Overview of Diabetic Hyperlipidemia
According to the National Institute of Diabetes, Digestive and Kidney Diseases, almost 24 million Americans have diabetes. Diabetes is a life-long condition that occurs when the body cannot metabolize sugars properly, leading to high blood sugar levels. If left untreated, this leads to serious complications.
Hyperlipidemia is a condition where the cholesterol and triglyceride levels are elevated in the blood and is frequently seen in diabetics.
Factors that contribute to both hyperlipidemia and diabetes include:
- Metabolic Syndrome
- Polycystic Ovarian Syndrome
- Cardiovascular disease
- Advanced Age
- Inactive lifestyle (sedentary)
Hyperlipidemia or high cholesterol can lay fatty deposits in blood vessels causing them to stiffen and narrow.

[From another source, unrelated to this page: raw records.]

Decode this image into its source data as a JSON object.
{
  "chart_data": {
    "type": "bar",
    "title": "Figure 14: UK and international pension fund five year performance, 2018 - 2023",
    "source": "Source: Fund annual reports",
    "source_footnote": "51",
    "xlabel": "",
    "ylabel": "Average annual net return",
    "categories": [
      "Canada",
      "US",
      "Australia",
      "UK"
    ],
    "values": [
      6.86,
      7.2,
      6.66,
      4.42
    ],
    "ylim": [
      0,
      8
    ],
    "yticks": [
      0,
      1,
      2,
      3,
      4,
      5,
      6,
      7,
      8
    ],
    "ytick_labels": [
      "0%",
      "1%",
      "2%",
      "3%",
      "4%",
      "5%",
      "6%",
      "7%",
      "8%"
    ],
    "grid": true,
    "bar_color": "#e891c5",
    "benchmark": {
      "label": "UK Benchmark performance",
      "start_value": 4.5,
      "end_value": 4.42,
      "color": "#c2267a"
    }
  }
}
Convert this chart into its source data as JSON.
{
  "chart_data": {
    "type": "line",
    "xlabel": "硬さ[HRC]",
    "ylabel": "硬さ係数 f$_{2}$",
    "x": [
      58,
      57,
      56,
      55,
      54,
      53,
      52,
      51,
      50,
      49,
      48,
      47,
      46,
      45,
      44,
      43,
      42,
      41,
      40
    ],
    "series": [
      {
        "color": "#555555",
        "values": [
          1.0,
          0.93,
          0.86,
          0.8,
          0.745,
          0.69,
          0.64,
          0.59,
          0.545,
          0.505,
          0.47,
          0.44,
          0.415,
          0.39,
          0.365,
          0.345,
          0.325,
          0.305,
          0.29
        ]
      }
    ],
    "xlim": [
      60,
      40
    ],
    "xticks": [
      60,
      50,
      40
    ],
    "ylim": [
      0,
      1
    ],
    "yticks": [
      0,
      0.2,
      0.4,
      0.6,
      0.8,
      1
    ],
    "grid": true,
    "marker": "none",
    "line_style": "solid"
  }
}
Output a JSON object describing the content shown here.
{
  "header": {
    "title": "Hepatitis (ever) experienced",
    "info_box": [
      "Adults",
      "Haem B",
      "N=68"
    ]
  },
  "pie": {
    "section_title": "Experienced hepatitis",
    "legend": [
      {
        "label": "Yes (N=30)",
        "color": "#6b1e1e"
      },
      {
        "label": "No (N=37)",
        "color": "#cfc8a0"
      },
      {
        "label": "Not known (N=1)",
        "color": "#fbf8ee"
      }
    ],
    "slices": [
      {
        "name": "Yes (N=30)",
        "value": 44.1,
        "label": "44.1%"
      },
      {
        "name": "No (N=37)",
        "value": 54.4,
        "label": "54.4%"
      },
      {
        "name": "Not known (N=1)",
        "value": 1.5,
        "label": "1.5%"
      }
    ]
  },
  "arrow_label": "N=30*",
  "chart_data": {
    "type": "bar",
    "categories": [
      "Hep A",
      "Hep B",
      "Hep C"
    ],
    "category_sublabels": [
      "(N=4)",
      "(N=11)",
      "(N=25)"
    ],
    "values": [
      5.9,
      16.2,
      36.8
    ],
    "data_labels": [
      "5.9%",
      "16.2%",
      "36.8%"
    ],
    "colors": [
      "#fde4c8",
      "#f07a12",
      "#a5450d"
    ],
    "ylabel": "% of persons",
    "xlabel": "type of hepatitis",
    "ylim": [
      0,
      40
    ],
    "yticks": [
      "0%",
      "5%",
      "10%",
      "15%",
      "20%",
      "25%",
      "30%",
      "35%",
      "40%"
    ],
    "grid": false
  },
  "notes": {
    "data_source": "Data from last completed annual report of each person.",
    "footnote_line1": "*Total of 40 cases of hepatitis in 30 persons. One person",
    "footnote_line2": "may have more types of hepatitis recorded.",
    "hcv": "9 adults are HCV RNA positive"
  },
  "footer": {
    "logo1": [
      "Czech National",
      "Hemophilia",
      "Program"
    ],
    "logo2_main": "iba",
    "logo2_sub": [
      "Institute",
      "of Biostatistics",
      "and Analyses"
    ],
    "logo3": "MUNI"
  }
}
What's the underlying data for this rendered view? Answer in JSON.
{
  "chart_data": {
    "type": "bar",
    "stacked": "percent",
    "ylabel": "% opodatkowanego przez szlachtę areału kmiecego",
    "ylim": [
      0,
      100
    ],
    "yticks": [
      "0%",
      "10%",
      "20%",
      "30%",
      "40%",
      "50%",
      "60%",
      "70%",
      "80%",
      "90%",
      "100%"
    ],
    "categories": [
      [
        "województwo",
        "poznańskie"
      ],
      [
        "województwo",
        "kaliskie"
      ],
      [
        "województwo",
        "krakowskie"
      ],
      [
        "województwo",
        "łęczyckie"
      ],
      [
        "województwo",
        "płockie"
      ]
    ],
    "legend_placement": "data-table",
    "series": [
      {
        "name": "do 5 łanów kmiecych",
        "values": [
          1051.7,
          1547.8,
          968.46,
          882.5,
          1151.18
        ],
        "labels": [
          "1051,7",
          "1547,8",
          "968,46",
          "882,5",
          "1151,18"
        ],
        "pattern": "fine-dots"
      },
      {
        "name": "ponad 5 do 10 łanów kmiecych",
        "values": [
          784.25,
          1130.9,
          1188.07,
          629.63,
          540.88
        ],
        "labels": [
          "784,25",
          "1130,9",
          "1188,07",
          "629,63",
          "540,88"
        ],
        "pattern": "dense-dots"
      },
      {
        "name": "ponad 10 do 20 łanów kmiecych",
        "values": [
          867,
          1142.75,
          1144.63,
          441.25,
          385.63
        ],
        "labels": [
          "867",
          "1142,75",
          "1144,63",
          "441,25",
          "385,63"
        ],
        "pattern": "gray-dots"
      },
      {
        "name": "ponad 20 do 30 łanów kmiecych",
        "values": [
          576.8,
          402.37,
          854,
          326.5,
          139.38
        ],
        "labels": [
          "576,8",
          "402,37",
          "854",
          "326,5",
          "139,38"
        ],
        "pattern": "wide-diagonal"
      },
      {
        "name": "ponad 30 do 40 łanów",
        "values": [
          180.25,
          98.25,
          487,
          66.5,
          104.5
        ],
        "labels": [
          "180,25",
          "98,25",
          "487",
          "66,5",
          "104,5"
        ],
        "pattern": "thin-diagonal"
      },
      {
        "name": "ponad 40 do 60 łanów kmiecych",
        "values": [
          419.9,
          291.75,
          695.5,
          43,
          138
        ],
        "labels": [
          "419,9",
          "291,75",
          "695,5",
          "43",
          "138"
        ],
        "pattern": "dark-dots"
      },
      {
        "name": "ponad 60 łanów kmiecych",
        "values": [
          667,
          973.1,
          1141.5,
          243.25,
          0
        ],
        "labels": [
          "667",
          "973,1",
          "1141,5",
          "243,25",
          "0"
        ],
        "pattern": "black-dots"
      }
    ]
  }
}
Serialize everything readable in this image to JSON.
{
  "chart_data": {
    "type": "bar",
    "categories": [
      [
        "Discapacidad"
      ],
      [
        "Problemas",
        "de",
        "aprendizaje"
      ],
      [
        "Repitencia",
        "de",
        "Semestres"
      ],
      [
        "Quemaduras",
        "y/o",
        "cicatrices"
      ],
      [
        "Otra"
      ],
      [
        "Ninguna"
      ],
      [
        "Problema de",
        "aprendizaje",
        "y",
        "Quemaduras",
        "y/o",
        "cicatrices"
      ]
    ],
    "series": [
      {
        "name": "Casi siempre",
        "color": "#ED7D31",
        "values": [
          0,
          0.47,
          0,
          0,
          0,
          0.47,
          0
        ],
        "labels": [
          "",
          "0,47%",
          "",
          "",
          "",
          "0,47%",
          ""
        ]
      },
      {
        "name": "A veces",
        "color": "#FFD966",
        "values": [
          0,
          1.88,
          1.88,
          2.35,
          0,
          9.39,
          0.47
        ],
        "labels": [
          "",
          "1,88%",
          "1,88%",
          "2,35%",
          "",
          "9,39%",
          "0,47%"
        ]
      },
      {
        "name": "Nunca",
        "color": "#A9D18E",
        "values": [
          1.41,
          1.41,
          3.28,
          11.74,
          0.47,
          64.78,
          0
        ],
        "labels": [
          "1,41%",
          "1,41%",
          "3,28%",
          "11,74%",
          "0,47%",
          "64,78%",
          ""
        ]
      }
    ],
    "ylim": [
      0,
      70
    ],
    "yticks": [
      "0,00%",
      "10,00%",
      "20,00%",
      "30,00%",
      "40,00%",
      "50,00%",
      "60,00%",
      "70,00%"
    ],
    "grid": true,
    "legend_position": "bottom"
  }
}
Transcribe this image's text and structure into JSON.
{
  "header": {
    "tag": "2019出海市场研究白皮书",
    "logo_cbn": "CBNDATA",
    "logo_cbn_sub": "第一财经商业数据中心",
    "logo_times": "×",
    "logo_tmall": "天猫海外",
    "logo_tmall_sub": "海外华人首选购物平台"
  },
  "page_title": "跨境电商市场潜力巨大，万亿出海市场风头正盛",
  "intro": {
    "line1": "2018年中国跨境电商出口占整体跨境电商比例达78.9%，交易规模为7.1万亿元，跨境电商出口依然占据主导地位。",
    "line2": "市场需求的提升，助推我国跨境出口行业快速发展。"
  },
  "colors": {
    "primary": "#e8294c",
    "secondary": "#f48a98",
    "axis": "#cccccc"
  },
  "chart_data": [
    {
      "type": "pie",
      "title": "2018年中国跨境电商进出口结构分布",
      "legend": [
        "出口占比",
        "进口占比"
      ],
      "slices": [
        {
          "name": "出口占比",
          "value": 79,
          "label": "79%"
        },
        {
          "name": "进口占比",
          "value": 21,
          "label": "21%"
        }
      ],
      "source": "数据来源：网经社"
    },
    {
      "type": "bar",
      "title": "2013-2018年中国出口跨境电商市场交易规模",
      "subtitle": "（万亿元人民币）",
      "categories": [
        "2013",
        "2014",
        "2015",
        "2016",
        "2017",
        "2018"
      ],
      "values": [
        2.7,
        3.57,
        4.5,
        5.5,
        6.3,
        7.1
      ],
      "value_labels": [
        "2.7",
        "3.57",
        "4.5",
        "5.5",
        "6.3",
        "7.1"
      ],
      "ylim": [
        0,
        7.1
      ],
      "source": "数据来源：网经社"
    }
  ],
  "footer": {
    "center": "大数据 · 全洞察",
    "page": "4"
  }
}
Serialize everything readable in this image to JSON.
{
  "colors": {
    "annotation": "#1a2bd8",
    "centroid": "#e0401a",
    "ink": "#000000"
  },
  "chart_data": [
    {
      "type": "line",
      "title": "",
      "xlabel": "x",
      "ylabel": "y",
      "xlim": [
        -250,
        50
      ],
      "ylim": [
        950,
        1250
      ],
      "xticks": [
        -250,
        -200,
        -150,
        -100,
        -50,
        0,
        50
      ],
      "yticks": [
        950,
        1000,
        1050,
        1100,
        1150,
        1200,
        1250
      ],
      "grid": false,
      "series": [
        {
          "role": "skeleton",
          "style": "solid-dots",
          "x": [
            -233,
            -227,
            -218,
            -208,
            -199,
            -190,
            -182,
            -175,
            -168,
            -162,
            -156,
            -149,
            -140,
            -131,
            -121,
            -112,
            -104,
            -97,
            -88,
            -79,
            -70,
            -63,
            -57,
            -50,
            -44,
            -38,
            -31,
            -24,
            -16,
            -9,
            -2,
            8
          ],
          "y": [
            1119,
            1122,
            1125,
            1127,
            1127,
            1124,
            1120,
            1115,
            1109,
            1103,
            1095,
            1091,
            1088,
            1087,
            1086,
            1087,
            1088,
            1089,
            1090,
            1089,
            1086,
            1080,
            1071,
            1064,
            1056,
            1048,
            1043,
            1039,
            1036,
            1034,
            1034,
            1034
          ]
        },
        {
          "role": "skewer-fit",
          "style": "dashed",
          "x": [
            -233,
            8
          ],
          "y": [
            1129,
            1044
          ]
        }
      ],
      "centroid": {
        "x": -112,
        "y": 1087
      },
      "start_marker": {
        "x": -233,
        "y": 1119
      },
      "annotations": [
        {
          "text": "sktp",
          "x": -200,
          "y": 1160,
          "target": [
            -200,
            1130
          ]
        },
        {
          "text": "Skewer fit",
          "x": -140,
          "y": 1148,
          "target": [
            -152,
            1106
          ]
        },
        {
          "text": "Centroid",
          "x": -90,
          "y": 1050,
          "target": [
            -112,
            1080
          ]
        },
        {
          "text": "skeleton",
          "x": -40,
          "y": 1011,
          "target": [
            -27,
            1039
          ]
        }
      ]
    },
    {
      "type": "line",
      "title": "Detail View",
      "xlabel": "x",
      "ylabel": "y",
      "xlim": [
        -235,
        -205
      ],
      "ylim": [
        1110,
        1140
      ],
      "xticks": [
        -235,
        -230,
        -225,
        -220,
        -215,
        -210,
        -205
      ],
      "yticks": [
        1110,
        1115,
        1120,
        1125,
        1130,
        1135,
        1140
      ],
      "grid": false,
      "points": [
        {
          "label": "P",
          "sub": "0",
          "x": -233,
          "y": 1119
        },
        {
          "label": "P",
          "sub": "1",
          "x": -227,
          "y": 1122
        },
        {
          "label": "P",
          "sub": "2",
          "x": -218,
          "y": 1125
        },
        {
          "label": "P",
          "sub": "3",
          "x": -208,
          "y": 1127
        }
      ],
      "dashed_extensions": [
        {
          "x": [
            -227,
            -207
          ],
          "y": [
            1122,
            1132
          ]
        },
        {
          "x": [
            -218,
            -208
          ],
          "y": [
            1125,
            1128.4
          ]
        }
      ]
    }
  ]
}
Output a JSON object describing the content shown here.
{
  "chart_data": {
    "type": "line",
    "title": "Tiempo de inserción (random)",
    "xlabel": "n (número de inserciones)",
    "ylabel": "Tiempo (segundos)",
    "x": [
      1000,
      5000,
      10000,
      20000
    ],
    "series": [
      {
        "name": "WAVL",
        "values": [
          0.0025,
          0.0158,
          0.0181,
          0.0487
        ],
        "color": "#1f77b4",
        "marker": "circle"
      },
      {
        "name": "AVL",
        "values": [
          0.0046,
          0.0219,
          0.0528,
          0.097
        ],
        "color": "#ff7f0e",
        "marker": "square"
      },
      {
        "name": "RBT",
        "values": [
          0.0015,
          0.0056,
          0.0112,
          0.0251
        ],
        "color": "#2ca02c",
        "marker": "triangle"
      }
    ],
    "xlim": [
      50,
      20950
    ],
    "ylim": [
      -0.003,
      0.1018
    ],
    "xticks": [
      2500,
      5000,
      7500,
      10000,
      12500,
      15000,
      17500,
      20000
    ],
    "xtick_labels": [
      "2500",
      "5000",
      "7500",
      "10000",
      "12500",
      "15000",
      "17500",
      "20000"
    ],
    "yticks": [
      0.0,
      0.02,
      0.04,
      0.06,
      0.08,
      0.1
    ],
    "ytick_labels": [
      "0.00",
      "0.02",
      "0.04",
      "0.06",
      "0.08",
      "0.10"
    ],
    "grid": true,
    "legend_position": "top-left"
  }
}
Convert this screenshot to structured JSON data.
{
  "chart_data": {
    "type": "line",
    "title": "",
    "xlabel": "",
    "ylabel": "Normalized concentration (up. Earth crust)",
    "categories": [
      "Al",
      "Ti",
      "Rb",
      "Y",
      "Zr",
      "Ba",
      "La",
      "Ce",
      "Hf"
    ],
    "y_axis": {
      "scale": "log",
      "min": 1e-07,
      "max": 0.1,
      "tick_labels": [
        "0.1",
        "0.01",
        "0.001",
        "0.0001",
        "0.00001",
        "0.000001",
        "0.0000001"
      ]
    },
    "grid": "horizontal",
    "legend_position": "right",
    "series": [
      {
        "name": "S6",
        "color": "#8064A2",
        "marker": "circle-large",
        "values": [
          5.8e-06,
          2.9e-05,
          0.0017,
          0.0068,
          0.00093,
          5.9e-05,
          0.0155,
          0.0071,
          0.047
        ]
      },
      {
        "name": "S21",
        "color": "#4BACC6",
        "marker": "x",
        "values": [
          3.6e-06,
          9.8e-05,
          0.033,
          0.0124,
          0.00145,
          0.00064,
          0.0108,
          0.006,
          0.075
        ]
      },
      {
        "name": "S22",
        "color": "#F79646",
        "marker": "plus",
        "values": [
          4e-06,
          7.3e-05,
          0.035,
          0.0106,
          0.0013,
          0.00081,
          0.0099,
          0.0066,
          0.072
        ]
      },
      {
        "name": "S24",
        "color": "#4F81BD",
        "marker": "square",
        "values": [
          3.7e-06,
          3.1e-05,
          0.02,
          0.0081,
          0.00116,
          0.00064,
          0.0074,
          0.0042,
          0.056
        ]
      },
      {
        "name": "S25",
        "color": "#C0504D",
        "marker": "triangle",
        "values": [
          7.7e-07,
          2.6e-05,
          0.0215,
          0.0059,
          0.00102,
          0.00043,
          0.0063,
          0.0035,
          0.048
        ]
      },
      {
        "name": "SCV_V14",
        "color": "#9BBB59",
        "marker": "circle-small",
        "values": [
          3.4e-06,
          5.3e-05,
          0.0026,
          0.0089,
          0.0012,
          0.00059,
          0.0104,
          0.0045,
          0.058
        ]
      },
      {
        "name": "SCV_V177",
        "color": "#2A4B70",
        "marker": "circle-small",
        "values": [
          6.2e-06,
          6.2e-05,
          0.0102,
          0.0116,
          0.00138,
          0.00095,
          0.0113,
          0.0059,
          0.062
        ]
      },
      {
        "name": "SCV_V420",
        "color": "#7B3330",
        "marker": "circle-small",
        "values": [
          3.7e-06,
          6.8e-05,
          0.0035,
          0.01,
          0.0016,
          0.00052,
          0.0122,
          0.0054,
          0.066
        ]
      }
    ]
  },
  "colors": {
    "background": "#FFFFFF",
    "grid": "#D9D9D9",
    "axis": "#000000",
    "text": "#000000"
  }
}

Atherosclerosis is the condition when the plaque builds up along the walls of the arteries, which make the passage for blood narrow. Over time, this is linked to hypertension or high blood pressure, stroke and heart disease.
There are 2 varieties of cholesterol:
- LDL (low density lipoproteins) considered bad since it adheres to arterial walls
- HDL (high density lipoproteins) is good since it removes excess LDL from the bloodstream, thereby protecting the cardiovascular system.
Triglycerides – not actually part of cholesterol is usually part of the cholesterol panel since it also increases the risk for heart disease.